After a two-month inquiry into the demise of the 88-year-old company, MPs concluded the former BHS owner left the company on "life support" before selling it off to a "wholly unsuitable chancer", in the shape of Dominic Chappell.
The report represents Theresa May's first big challenge since replacing David Cameron as prime minister, as the former home secretary said she would "get though on irresponsible behaviour in big business".
May added that excessive executive pay was creating an "irrational, unhealthy and growing gap between what these companies pay their workers and what they pay their bosses."
MPs said their report was written in the same spirit that the PM expressed during her first speech on 11 July, and urged May to take a stance against what they described as "the unacceptable face of capitalism".
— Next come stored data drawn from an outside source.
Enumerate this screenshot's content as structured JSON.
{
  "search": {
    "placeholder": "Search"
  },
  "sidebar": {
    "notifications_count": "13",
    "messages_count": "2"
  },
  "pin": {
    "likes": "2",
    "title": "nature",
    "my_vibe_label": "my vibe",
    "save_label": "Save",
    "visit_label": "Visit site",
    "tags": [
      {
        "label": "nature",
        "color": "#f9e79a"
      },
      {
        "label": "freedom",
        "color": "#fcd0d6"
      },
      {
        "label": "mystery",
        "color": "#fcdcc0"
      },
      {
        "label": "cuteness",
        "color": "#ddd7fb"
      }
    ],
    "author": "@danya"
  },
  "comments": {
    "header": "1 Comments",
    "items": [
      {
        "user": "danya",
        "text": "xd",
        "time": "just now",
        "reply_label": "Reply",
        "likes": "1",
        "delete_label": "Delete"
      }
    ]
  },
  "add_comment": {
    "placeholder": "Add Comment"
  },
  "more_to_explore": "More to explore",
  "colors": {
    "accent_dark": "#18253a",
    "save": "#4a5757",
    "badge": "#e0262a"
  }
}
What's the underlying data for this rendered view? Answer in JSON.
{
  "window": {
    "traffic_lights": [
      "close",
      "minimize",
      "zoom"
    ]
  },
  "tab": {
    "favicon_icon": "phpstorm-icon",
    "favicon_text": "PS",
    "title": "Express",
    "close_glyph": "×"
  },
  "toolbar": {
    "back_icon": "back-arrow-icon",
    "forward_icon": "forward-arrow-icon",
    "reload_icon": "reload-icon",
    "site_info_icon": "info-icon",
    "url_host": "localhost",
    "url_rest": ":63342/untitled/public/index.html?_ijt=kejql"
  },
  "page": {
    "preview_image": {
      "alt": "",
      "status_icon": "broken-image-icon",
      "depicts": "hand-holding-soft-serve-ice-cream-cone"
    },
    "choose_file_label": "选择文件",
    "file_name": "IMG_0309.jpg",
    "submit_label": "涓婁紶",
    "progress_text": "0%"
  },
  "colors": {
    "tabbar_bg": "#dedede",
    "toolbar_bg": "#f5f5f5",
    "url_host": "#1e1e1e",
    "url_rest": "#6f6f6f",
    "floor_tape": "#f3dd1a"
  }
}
Oliver Parry, head of corporate governance at the Institute of Director, said the findings of the enquiries into BHS and Sports Direct could have a damaging effect on the industry's reputation. "BHS's collapse highlights some fundamental issues," he told IBTimes UK.
"It clearly shows government's infrastructure were not in place in the lead-up to the sale to Dominic Chappell and in the period that followed."
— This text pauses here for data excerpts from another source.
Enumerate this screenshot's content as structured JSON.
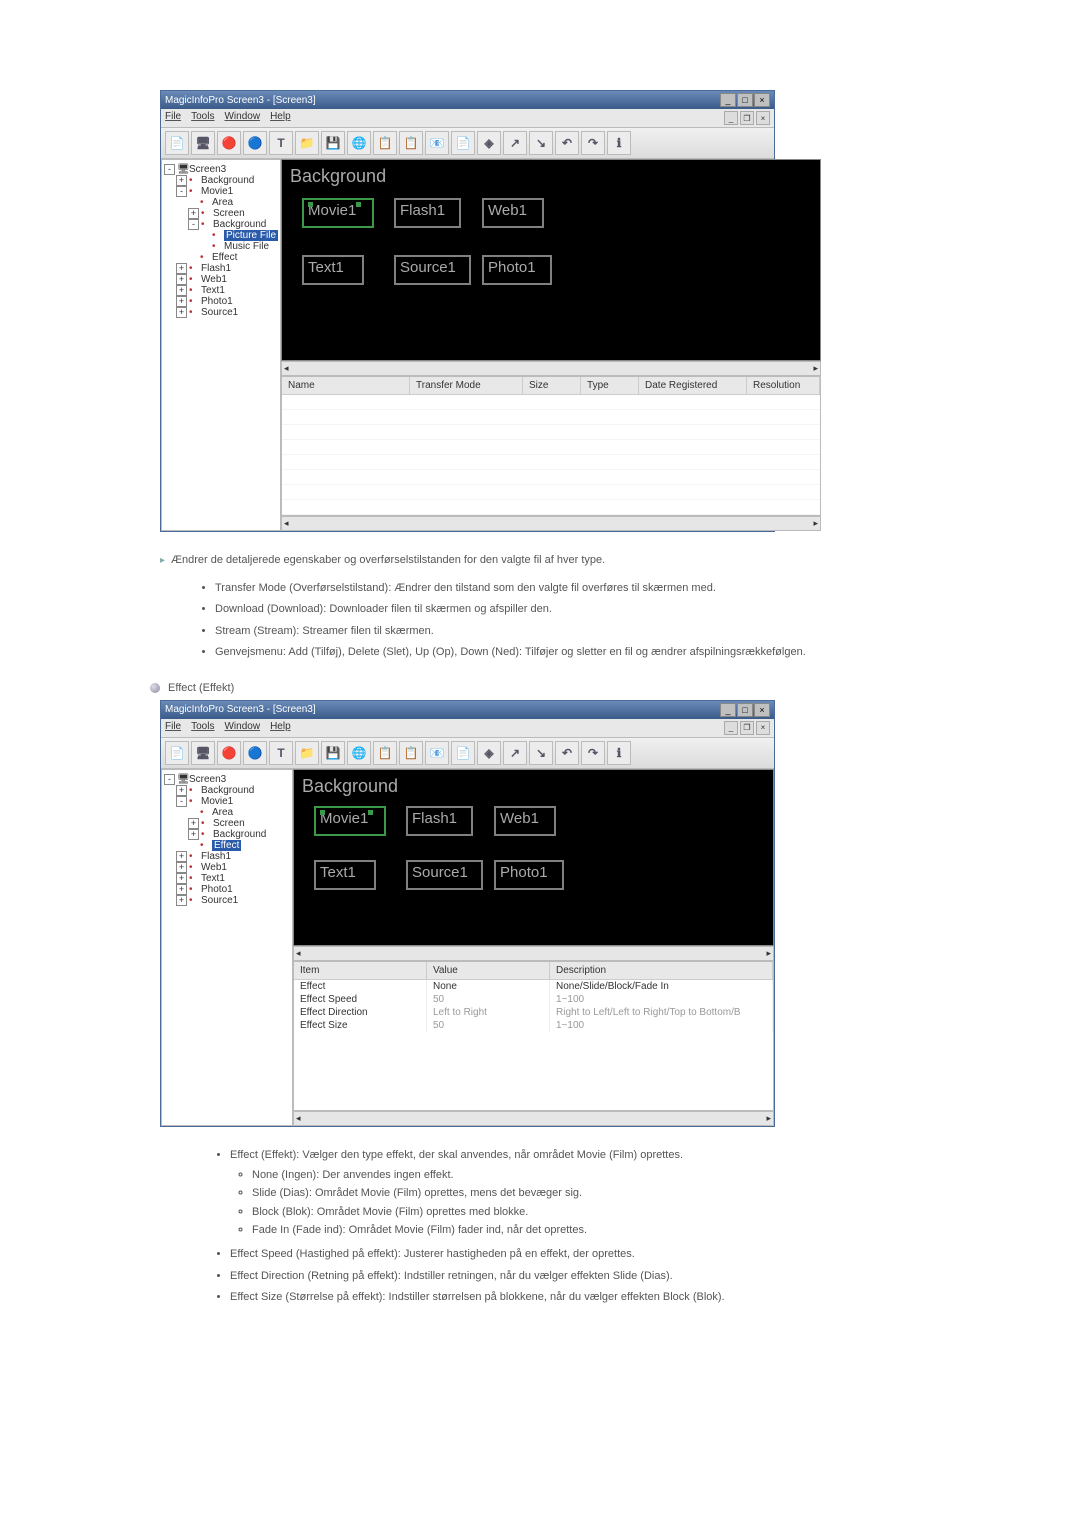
{
  "app": {
    "title": "MagicInfoPro Screen3 - [Screen3]",
    "menus": [
      "File",
      "Tools",
      "Window",
      "Help"
    ]
  },
  "toolbar_icons": [
    "📄",
    "🖥",
    "🔴",
    "🔵",
    "T",
    "📁",
    "💾",
    "🌐",
    "📋",
    "📋",
    "📧",
    "📄",
    "◈",
    "↗",
    "↘",
    "↶",
    "↷",
    "ℹ"
  ],
  "tree1": {
    "root": "Screen3",
    "items": [
      {
        "lvl": 1,
        "exp": "+",
        "label": "Background"
      },
      {
        "lvl": 1,
        "exp": "-",
        "label": "Movie1"
      },
      {
        "lvl": 2,
        "exp": "",
        "label": "Area"
      },
      {
        "lvl": 2,
        "exp": "+",
        "label": "Screen"
      },
      {
        "lvl": 2,
        "exp": "-",
        "label": "Background"
      },
      {
        "lvl": 3,
        "exp": "",
        "label": "Picture File",
        "sel": true
      },
      {
        "lvl": 3,
        "exp": "",
        "label": "Music File"
      },
      {
        "lvl": 2,
        "exp": "",
        "label": "Effect"
      },
      {
        "lvl": 1,
        "exp": "+",
        "label": "Flash1"
      },
      {
        "lvl": 1,
        "exp": "+",
        "label": "Web1"
      },
      {
        "lvl": 1,
        "exp": "+",
        "label": "Text1"
      },
      {
        "lvl": 1,
        "exp": "+",
        "label": "Photo1"
      },
      {
        "lvl": 1,
        "exp": "+",
        "label": "Source1"
      }
    ]
  },
  "tree2": {
    "root": "Screen3",
    "items": [
      {
        "lvl": 1,
        "exp": "+",
        "label": "Background"
      },
      {
        "lvl": 1,
        "exp": "-",
        "label": "Movie1"
      },
      {
        "lvl": 2,
        "exp": "",
        "label": "Area"
      },
      {
        "lvl": 2,
        "exp": "+",
        "label": "Screen"
      },
      {
        "lvl": 2,
        "exp": "+",
        "label": "Background"
      },
      {
        "lvl": 2,
        "exp": "",
        "label": "Effect",
        "sel": true
      },
      {
        "lvl": 1,
        "exp": "+",
        "label": "Flash1"
      },
      {
        "lvl": 1,
        "exp": "+",
        "label": "Web1"
      },
      {
        "lvl": 1,
        "exp": "+",
        "label": "Text1"
      },
      {
        "lvl": 1,
        "exp": "+",
        "label": "Photo1"
      },
      {
        "lvl": 1,
        "exp": "+",
        "label": "Source1"
      }
    ]
  },
  "canvas": {
    "bg": "Background",
    "slots": [
      "Movie1",
      "Flash1",
      "Web1",
      "Text1",
      "Source1",
      "Photo1"
    ]
  },
  "grid1": {
    "headers": [
      "Name",
      "Transfer Mode",
      "Size",
      "Type",
      "Date Registered",
      "Resolution"
    ]
  },
  "grid2": {
    "headers": [
      "Item",
      "Value",
      "Description"
    ],
    "rows": [
      {
        "item": "Effect",
        "value": "None",
        "desc": "None/Slide/Block/Fade In"
      },
      {
        "item": "Effect Speed",
        "value": "50",
        "desc": "1~100"
      },
      {
        "item": "Effect Direction",
        "value": "Left to Right",
        "desc": "Right to Left/Left to Right/Top to Bottom/B"
      },
      {
        "item": "Effect Size",
        "value": "50",
        "desc": "1~100"
      }
    ]
  },
  "desc1": {
    "lead": "Ændrer de detaljerede egenskaber og overførselstilstanden for den valgte fil af hver type.",
    "bullets": [
      "Transfer Mode (Overførselstilstand): Ændrer den tilstand som den valgte fil overføres til skærmen med.",
      "Download (Download): Downloader filen til skærmen og afspiller den.",
      "Stream (Stream): Streamer filen til skærmen.",
      "Genvejsmenu: Add (Tilføj), Delete (Slet), Up (Op), Down (Ned): Tilføjer og sletter en fil og ændrer afspilningsrækkefølgen."
    ]
  },
  "section2_title": "Effect (Effekt)",
  "desc2": {
    "head": "Effect (Effekt): Vælger den type effekt, der skal anvendes, når området Movie (Film) oprettes.",
    "sub": [
      "None (Ingen): Der anvendes ingen effekt.",
      "Slide (Dias): Området Movie (Film) oprettes, mens det bevæger sig.",
      "Block (Blok): Området Movie (Film) oprettes med blokke.",
      "Fade In (Fade ind): Området Movie (Film) fader ind, når det oprettes."
    ],
    "rest": [
      "Effect Speed (Hastighed på effekt): Justerer hastigheden på en effekt, der oprettes.",
      "Effect Direction (Retning på effekt): Indstiller retningen, når du vælger effekten Slide (Dias).",
      "Effect Size (Størrelse på effekt): Indstiller størrelsen på blokkene, når du vælger effekten Block (Blok)."
    ]
  }
}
Tom Selby, senior analyst at stockbroker services provider AJ Bell, said policymakers faced a grim set of choices.
"Restricting dividends for companies with deficits, for example, risks making the problem worse as businesses could be starved of the investment they need to grow, generate cash and profits, and ultimately fund their pension promises," he said.
"If the Pensions Regulator takes a tougher stance on deficit recovery plans it would force firms to redirect cash to funding historic pension promises, rather than investing for growth, while allowing firms to cut back accrued rights would have a potentially devastating effect on trust in the system."
In a scathing report, the Work and Pensions Select committee and the Business, Innovation and Skills committee said Green gained "incredible wealth" during his 15-year ownership of BHS as "significantly more money left the company than was invested in it".
The Green family extracted more than £300m ($394m, €359m) from BHS, according to the report, while Chappell and his associates were described as "incompetent and self-serving".
"BHS fell victim to a lethal cocktail of record low interest rates, quantitative easing and rising longevity," Selby added.
"The Brexit vote could yet see the Bank of England push interest rates even lower to stimulate the economy, further inflating scheme deficits.Weak regulation has played a role in the current crisis too, with firms allowed to take contribution holidays and establish deficit recovery plans that ran into decades."
Josh Hardie, the deputy director-general of the Confederation of British Industry, also urged businesses to demonstrate their value and contribution to society.
"When a business treats its employees or customers unfairly, it damages society's relationship with all businesses and undermines trust," he said.
"This matters now more than ever if companies are to play their role in creating economic growth and spreading prosperity to communities across the UK."